Our study did allude to one major limitation of virtual visit, in that the internet connection can vary considerably between patients and pose a potential barrier for conducting virtual care appointments33. This limitation can be exacerbated by various socioeconomic factors such as rurality or financial constraints. Patients who are unable to afford a high-speed internet connection or those who live in rural areas with poor connectivity may find themselves limited in their ability to access virtual care appointments23. This finding is consistent with previous literature indicating that virtual modalities for healthcare delivery in primary care can be limited when it comes to connection issues34, 35, 36, 37, 38.

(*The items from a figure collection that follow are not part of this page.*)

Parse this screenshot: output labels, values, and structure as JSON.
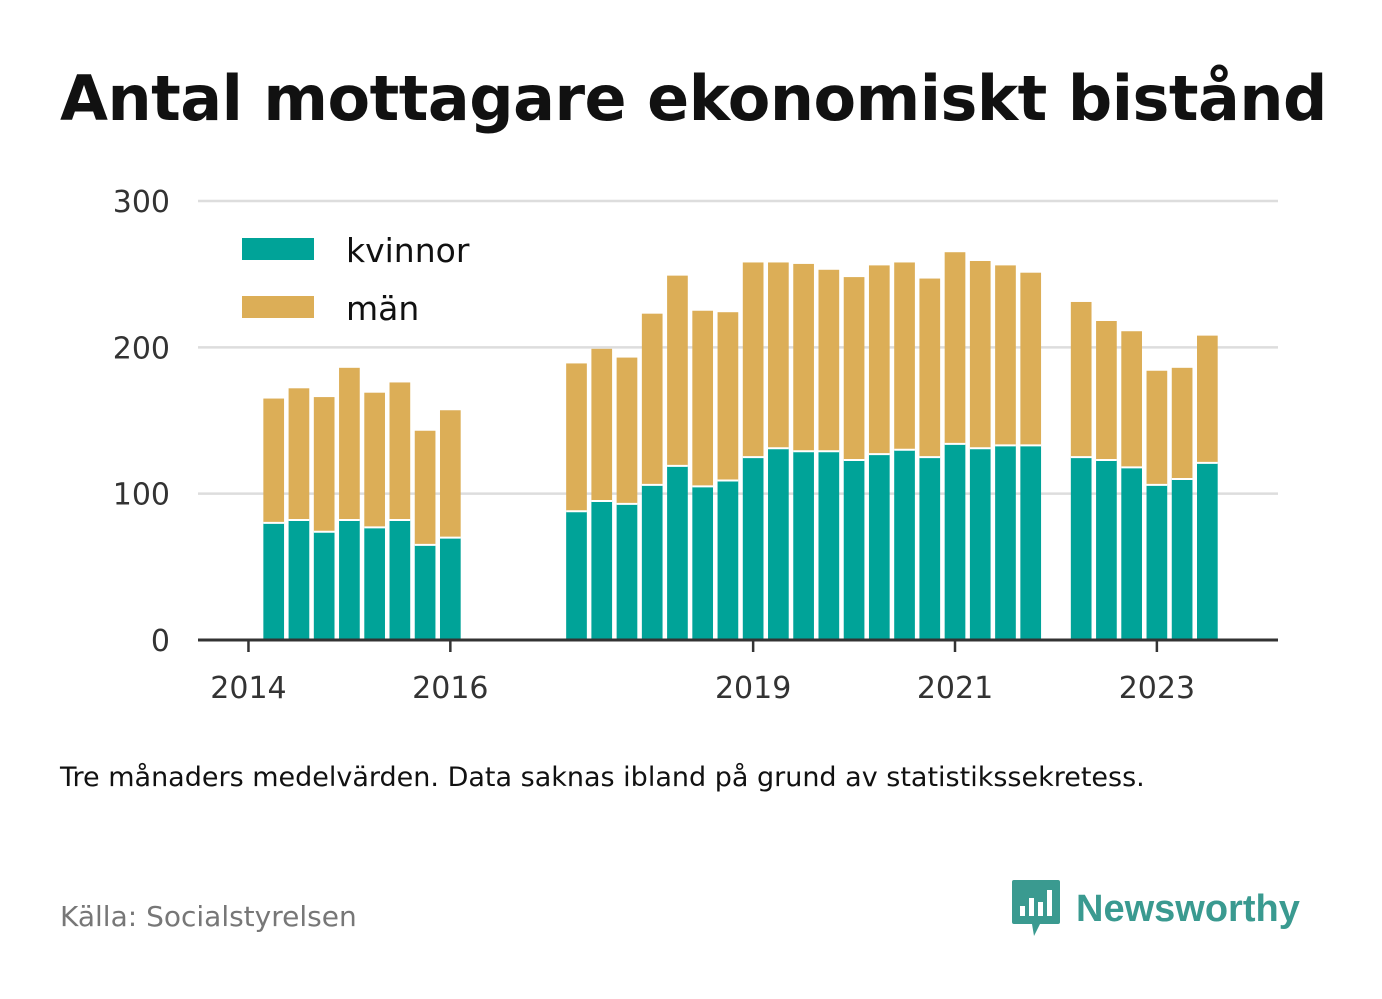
{
  "title": "Antal mottagare ekonomiskt bistånd",
  "note": "Tre månaders medelvärden. Data saknas ibland på grund av statistikssekretess.",
  "source": "Källa: Socialstyrelsen",
  "brand": {
    "name": "Newsworthy",
    "icon": "newsworthy-logo-icon",
    "color": "#3a9a90"
  },
  "chart_data": {
    "type": "bar",
    "stacked": true,
    "grid": true,
    "legend_position": "top-left",
    "ylim": [
      0,
      300
    ],
    "yticks": [
      0,
      100,
      200,
      300
    ],
    "xticks": [
      {
        "label": "2014",
        "x": 2014.0
      },
      {
        "label": "2016",
        "x": 2016.0
      },
      {
        "label": "2019",
        "x": 2019.0
      },
      {
        "label": "2021",
        "x": 2021.0
      },
      {
        "label": "2023",
        "x": 2023.0
      }
    ],
    "xlim": [
      2013.5,
      2024.2
    ],
    "x": [
      2014.25,
      2014.5,
      2014.75,
      2015.0,
      2015.25,
      2015.5,
      2015.75,
      2016.0,
      2017.25,
      2017.5,
      2017.75,
      2018.0,
      2018.25,
      2018.5,
      2018.75,
      2019.0,
      2019.25,
      2019.5,
      2019.75,
      2020.0,
      2020.25,
      2020.5,
      2020.75,
      2021.0,
      2021.25,
      2021.5,
      2021.75,
      2022.25,
      2022.5,
      2022.75,
      2023.0,
      2023.25,
      2023.5
    ],
    "series": [
      {
        "name": "kvinnor",
        "color": "#00a398",
        "values": [
          80,
          82,
          74,
          82,
          77,
          82,
          65,
          70,
          88,
          95,
          93,
          106,
          119,
          105,
          109,
          125,
          131,
          129,
          129,
          123,
          127,
          130,
          125,
          134,
          131,
          133,
          133,
          125,
          123,
          118,
          106,
          110,
          121
        ]
      },
      {
        "name": "män",
        "color": "#dcae57",
        "values": [
          85,
          90,
          92,
          104,
          92,
          94,
          78,
          87,
          101,
          104,
          100,
          117,
          130,
          120,
          115,
          133,
          127,
          128,
          124,
          125,
          129,
          128,
          122,
          131,
          128,
          123,
          118,
          106,
          95,
          93,
          78,
          76,
          87
        ]
      }
    ]
  }
}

1.4.3 Limitations of the study
This study was limited by the relative homogeneity of the sample. As many of the participants were white/Caucasian, married, Canadian-born, middle-class, well educated women, the perceived positive and negative aspects of virtual visit could be different if a more heterogenous sample was interviewed. For example, as Canada is an immigrant-dense country, language barriers, especially if virtual visit is not offered in multiple languages, could potentially be a limiting factor. Overall, however, participants were highly satisfied with the virtual visit platform for postnatal follow-up appointment visits and the comfort and convenience it provides to participants are relevant across patient demographics. The research team also acknowledges that the sample size for this study is relatively small. This could be attributed to a large number of patients who had declined to participate as well as the research team’s decision to take an ethnographic approach to the data in order to draw out rich details from the participants.
1.4.4 Future Directions
While this study showed that new mothers found virtual visit to be a suitable modality of healthcare delivery for postnatal follow-visits, our interviews alluded to a variety of challenges that new mothers experience that may differentially impact their ability to seek care. Therefore, future studies should investigate barriers to accessing in-person healthcare services for new mothers in order to better understand the unique determinants and barriers of this patient population. Intersectionality theory would serve well to illuminate the connections between social determinants and barriers to virtual care. Furthermore, virtual care has the potential to significantly shift the landscape of healthcare delivery in the COVID era, and further research should specifically examine patient experiences of virtual visit in relation to the ongoing pandemic.